We hear sounds when sound energy goes through the ear’s three main structures. In hearing loss, one or more of these structures is damaged. These structures are the:
External ear canal.
Middle ear, which is separated from the ear canal by the eardrum.
Inner ear, which contains the cochlea, the main sensory organ of hearing.
Which part of the ear is affected determines the type of hearing loss.
In conductive hearing loss, sound energy is blocked before it reaches the inner ear. Examples of conductive hearing loss include earwax or a growth blocking sound, such as occurs in otosclerosis.
In sensorineural hearing loss, sound reaches the inner ear, but a problem in the inner ear or the nerves that allow you to hear (auditory nerves) prevent proper hearing. Examples of sensorineural hearing loss include both noise-induced and age-related hearing loss.
A mixed hearing loss, in which both the conductive and sensorineural systems are affected, can also occur.

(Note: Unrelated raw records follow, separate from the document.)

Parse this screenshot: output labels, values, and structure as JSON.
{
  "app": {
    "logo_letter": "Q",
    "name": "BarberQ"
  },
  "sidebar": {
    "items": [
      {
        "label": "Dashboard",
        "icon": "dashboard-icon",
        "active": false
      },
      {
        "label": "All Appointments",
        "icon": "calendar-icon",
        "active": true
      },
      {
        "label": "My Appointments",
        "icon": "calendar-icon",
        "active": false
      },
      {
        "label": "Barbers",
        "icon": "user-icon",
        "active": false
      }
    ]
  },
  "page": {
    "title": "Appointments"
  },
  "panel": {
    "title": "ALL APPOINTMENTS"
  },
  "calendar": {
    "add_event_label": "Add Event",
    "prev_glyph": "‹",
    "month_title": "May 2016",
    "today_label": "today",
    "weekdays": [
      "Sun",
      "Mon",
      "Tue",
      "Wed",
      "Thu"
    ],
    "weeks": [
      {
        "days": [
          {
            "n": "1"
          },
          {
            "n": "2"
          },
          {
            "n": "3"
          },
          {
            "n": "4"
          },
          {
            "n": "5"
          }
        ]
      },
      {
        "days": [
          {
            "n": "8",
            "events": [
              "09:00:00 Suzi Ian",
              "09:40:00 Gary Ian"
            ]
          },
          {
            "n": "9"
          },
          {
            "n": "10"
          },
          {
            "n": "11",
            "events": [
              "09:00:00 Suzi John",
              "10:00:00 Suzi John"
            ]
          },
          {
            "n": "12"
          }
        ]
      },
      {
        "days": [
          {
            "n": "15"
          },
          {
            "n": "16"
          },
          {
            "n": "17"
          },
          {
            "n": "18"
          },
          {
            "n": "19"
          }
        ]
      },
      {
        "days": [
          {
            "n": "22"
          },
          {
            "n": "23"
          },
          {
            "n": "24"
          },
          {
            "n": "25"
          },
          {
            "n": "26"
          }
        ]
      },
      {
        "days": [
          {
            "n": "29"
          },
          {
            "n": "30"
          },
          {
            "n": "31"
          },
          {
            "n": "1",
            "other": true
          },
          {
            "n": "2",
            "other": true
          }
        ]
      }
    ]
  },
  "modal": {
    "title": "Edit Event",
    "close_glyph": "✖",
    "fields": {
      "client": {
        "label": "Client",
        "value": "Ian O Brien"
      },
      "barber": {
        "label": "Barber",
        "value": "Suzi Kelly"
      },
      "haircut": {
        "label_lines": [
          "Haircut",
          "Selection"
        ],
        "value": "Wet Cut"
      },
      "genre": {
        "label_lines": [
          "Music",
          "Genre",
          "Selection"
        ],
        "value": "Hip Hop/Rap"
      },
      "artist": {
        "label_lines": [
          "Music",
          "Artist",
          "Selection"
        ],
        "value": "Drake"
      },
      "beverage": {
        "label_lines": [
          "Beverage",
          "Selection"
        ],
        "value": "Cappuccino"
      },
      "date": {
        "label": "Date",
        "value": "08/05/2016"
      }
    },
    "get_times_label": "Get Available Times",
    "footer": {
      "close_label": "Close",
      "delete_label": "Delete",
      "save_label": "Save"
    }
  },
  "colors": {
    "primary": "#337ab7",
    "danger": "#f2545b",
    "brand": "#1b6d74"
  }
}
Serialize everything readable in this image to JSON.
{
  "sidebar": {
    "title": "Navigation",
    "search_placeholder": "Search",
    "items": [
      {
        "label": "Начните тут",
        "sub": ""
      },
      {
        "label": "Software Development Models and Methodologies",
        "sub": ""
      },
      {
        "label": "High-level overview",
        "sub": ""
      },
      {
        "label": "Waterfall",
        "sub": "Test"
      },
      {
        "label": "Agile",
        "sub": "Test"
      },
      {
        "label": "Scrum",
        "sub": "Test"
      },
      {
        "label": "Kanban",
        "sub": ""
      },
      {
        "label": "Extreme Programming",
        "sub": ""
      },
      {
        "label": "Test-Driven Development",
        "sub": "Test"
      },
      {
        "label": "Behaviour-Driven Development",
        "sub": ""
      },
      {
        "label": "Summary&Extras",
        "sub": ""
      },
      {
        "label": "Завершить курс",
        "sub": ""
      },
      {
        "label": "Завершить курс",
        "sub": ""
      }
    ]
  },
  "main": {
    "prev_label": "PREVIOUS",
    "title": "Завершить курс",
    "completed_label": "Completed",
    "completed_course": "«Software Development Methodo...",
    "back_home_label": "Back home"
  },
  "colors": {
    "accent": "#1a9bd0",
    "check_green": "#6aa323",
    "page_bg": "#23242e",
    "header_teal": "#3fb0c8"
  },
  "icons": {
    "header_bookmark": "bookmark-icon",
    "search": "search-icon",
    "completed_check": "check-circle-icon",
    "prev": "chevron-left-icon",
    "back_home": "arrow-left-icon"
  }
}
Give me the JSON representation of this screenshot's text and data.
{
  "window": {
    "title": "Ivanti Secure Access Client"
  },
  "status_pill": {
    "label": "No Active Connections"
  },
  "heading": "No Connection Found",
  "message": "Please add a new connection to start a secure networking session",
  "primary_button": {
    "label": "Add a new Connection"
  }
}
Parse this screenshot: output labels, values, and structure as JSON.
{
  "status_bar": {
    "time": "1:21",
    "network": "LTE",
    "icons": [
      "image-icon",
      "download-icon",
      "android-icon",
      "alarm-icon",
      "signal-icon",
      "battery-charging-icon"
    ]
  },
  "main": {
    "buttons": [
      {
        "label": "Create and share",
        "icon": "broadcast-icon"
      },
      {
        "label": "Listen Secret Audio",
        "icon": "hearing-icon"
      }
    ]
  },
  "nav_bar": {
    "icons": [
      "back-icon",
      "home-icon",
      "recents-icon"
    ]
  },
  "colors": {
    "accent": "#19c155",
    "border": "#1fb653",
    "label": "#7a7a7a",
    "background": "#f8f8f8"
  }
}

Another type of hearing loss is central hearing loss. In this type of hearing loss, the ear works, but the brain has trouble understanding sounds because the parts that control hearing are damaged. It may occur after a head injury or stroke. This type of hearing loss is rare.
Undiagnosed and untreated hearing loss can contribute to depression, social isolation, and loss of independence, especially in older adults.